Then on Thursday, OpenAI announced that the new GPT-4 Turbo model had just become available for paid ChatGPT users. OpenAI said that the new model improves “capabilities in writing, math, logical reasoning, and coding” and shared a chart that is not particularly useful in judging capabilities (that they later updated). The company also provided an example of an alleged improvement, saying that when writing with ChatGPT, the AI assistant will use “more direct, less verbose, and use more conversational language.”

The vague nature of OpenAI’s GPT-4 Turbo announcements attracted some confusion and criticism online. On X, Willison wrote, “Who will be the first LLM provider to publish genuinely useful release notes?” In some ways, this is a case of “AI vibes” again, as we discussed in our lament about the poor state of LLM benchmarks during the debut of Claude 3. “I’ve not actually spotted any definite differences in quality [related to GPT-4 Turbo],” Willison told us directly in an interview.

The update also expanded GPT-4’s knowledge cutoff to April 2024, although some people are reporting it achieves this through stealth web searches in the background, and others on social media have reported issues with date-related confabulations.

Mistral’s mysterious Mixtral 8x22B release

An illustration of a robot holding a French flag, figuratively reflecting the rise of AI in France due to Mistral.

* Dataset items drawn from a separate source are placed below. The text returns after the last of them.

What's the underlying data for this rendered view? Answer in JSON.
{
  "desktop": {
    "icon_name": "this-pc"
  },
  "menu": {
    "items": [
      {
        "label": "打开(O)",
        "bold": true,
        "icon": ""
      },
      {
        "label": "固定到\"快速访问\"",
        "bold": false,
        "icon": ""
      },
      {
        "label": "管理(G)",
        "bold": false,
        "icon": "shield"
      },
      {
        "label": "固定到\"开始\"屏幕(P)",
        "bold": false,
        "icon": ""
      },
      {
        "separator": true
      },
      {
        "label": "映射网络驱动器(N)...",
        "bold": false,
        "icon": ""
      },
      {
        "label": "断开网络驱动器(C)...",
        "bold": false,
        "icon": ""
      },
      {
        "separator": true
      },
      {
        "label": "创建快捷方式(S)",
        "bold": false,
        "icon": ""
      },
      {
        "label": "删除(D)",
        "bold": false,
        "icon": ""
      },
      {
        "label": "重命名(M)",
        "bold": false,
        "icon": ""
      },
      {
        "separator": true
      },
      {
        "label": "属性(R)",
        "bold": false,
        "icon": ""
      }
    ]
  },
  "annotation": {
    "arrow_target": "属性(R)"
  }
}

It's hard to draw a picture of an LLM, so a robot will have to do.

Enlarge / An illustration of a robot holding a French flag, figuratively reflecting the rise of AI in France due to Mistral. It’s hard to draw a picture of an LLM, so a robot will have to do.

Not to be outdone, on Tuesday night, French AI company Mistral launched its latest openly licensed model, Mixtral 8x22B, by tweeting a torrent link devoid of any documentation or commentary, much like it has done with previous releases.

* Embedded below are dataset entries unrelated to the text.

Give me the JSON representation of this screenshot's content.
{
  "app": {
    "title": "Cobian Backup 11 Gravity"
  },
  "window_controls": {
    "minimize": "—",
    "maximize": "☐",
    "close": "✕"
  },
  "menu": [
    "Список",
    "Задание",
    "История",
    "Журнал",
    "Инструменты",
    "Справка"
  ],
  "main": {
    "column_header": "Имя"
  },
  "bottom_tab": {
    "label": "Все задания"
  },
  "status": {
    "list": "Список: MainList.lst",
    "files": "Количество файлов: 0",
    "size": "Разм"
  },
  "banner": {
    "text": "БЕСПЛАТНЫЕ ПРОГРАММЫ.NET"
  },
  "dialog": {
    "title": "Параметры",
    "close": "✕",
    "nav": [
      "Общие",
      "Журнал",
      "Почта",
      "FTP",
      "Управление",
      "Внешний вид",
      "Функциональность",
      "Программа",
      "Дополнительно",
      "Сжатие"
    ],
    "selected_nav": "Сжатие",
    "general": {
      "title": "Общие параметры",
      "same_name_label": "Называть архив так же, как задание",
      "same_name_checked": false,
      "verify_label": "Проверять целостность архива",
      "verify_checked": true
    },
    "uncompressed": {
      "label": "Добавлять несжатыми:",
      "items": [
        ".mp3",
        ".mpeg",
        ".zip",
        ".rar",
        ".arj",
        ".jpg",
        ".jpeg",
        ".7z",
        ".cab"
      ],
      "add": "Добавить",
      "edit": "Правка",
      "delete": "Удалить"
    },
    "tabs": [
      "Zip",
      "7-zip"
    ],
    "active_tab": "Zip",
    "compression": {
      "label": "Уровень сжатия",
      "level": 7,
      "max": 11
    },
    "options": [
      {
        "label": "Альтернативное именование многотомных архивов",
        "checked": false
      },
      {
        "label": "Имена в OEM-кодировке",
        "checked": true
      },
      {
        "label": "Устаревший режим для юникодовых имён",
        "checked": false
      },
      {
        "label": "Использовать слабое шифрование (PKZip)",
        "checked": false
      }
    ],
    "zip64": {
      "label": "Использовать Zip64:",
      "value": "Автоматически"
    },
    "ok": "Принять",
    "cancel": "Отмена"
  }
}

The new mixture-of-experts (MoE) release weighs in with a larger parameter count than its previously most-capable open model, Mixtral 8x7B, which we covered in December. It’s rumored to potentially be as capable as GPT-4 (In what way, you ask? Vibes). But that has yet to be seen.

“The evals are still rolling in, but the biggest open question right now is how well Mixtral 8x22B shapes up,” Willison told Ars. “If it’s in the same quality class as GPT-4 and Claude 3 Opus, then we will finally have an openly licensed model that’s not significantly behind the best proprietary ones.”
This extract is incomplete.